Recurring revenue came in at €49 million, dropping 8%. Revenue share slipped 13% due to Brazilian regulation, but CPM-based income rose 13%, helped by the Playmaker Capital acquisition. Subscription revenue stayed flat compared to last year.
EBITDA before special items was €22 million, a 24% decline year-on-year. This gives an EBITDA margin of 27% for Q1. Operating cash flow before special items reached €21 million, with a 93% conversion rate.
Costs fell by €5 million, or 8%, as part of the ongoing €50 million efficiency program. When adjusted for currency effects and acquisitions, the total cost reduction compared to last year was €9 million. More than €5 million in savings came from staff and operations.
The Brazilian market is showing strong player retention and migration, despite slower user acquisition due to ad restrictions. Revenue there hit €10 million, and CPM sales outperformed expectations, with inventory sold out.
In North America, revenue dropped €11 million compared to Q1 2024. This decline is mainly due to last year’s North Carolina launch and reduced US partner activity. Revenue share from the region is expected to bring in €10–15 million for the full year.

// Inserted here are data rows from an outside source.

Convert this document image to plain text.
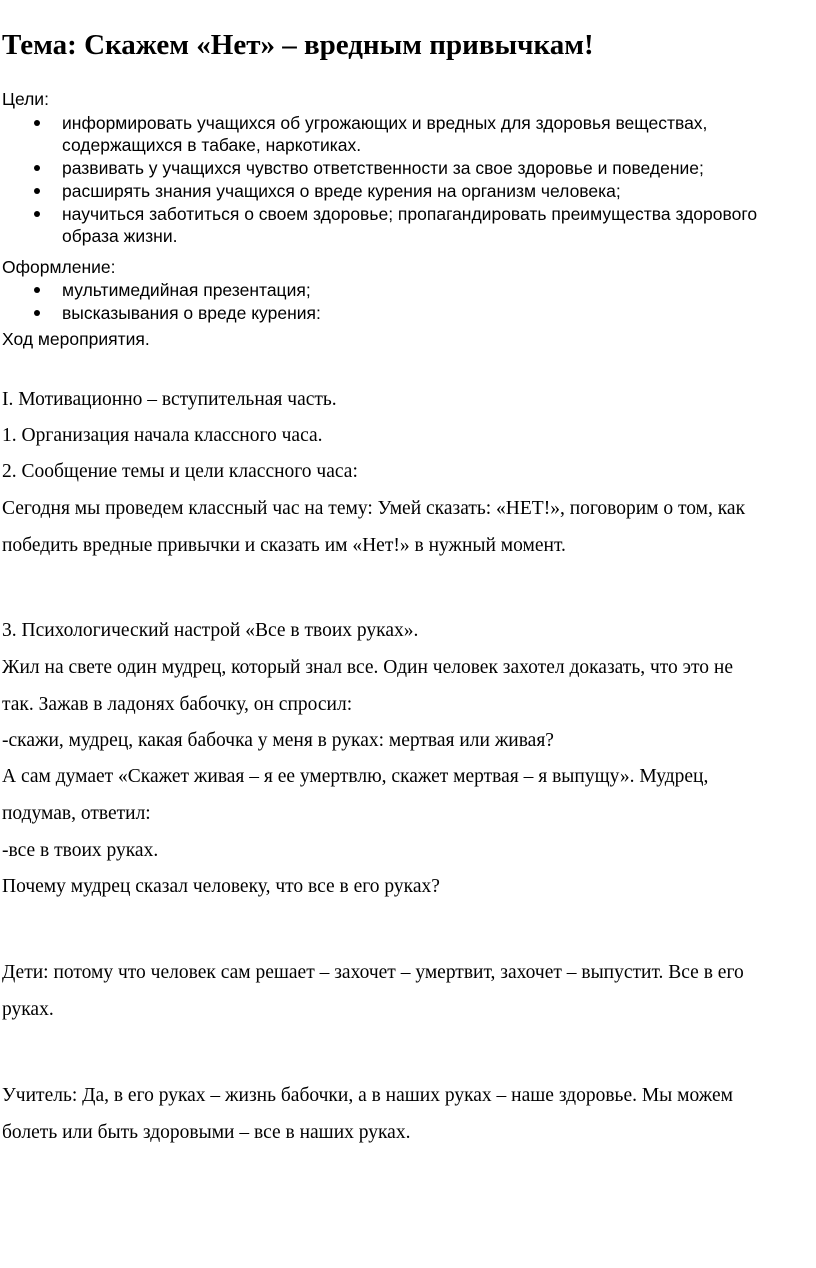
Тема: Скажем «Нет» – вредным привычкам!

Цели:

информировать учащихся об угрожающих и вредных для здоровья веществах,
содержащихся в табаке, наркотиках.
развивать у учащихся чувство ответственности за свое здоровье и поведение;
расширять знания учащихся о вреде курения на организм человека;
научиться заботиться о своем здоровье; пропагандировать преимущества здорового
образа жизни.

Оформление:

мультимедийная презентация;
высказывания о вреде курения:

Ход мероприятия.

I. Мотивационно – вступительная часть.

1. Организация начала классного часа.

2. Сообщение темы и цели классного часа:

Сегодня мы проведем классный час на тему: Умей сказать: «НЕТ!», поговорим о том, как

победить вредные привычки и сказать им «Нет!» в нужный момент.

3. Психологический настрой «Все в твоих руках».

Жил на свете один мудрец, который знал все. Один человек захотел доказать, что это не

так. Зажав в ладонях бабочку, он спросил:

-скажи, мудрец, какая бабочка у меня в руках: мертвая или живая?

А сам думает «Скажет живая – я ее умертвлю, скажет мертвая – я выпущу». Мудрец,

подумав, ответил:

-все в твоих руках.

Почему мудрец сказал человеку, что все в его руках?

Дети: потому что человек сам решает – захочет – умертвит, захочет – выпустит. Все в его

руках.

Учитель: Да, в его руках – жизнь бабочки, а в наших руках – наше здоровье. Мы можем

болеть или быть здоровыми – все в наших руках.
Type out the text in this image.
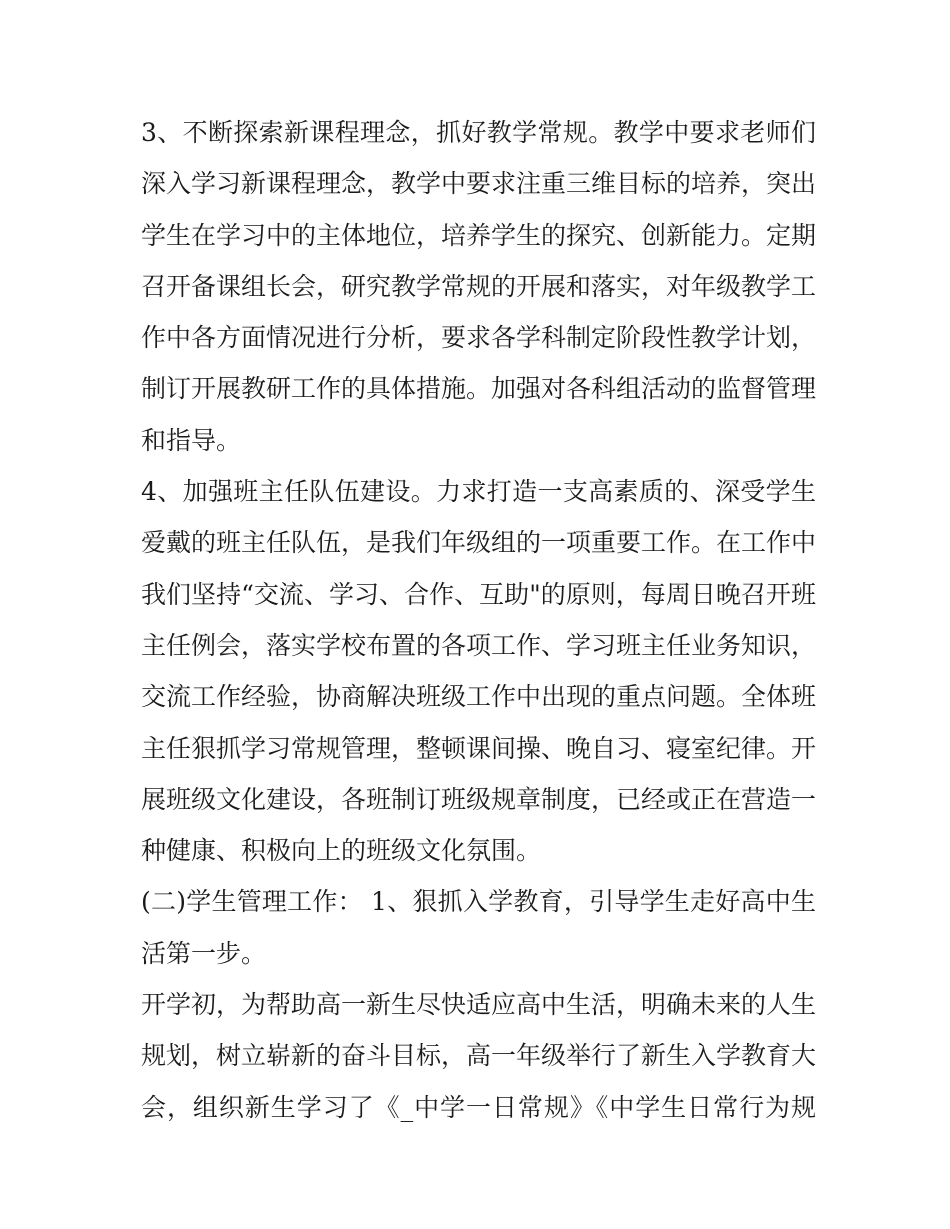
3、不断探索新课程理念，抓好教学常规。教学中要求老师们
深入学习新课程理念，教学中要求注重三维目标的培养，突出
学生在学习中的主体地位，培养学生的探究、创新能力。定期
召开备课组长会，研究教学常规的开展和落实，对年级教学工
作中各方面情况进行分析，要求各学科制定阶段性教学计划，
制订开展教研工作的具体措施。加强对各科组活动的监督管理
和指导。
4、加强班主任队伍建设。力求打造一支高素质的、深受学生
爱戴的班主任队伍，是我们年级组的一项重要工作。在工作中
我们坚持“交流、学习、合作、互助"的原则，每周日晚召开班
主任例会，落实学校布置的各项工作、学习班主任业务知识，
交流工作经验，协商解决班级工作中出现的重点问题。全体班
主任狠抓学习常规管理，整顿课间操、晚自习、寝室纪律。开
展班级文化建设，各班制订班级规章制度，已经或正在营造一
种健康、积极向上的班级文化氛围。
(二)学生管理工作： 1、狠抓入学教育，引导学生走好高中生
活第一步。
开学初，为帮助高一新生尽快适应高中生活，明确未来的人生
规划，树立崭新的奋斗目标，高一年级举行了新生入学教育大
会，组织新生学习了《_中学一日常规》《中学生日常行为规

Better Collective added 316,000 new depositing customers in Q1, down 30% from the same period last year. About 80% of these came through revenue share agreements. South America outside Brazil showed some positive development.
A new €10 million share buyback has been announced, following the completion of a previous program in April. Capital reserves stood at €90 million by the end of March, including €25 million in cash and €65 million in unused credit facilities.
As of April, the company reorganized into three global business units: Publishing, Paid Media, and Esports. This shift away from geography-based management aims to scale operations more efficiently and reduce complexity.
A Co-CEO structure was introduced with Christian Kirk Rasmussen joining Jesper Søgaard in leadership. Sofie Ejlersen was named COO to oversee the organizational transformation. Esports will be reported separately from Q2 2025 onward.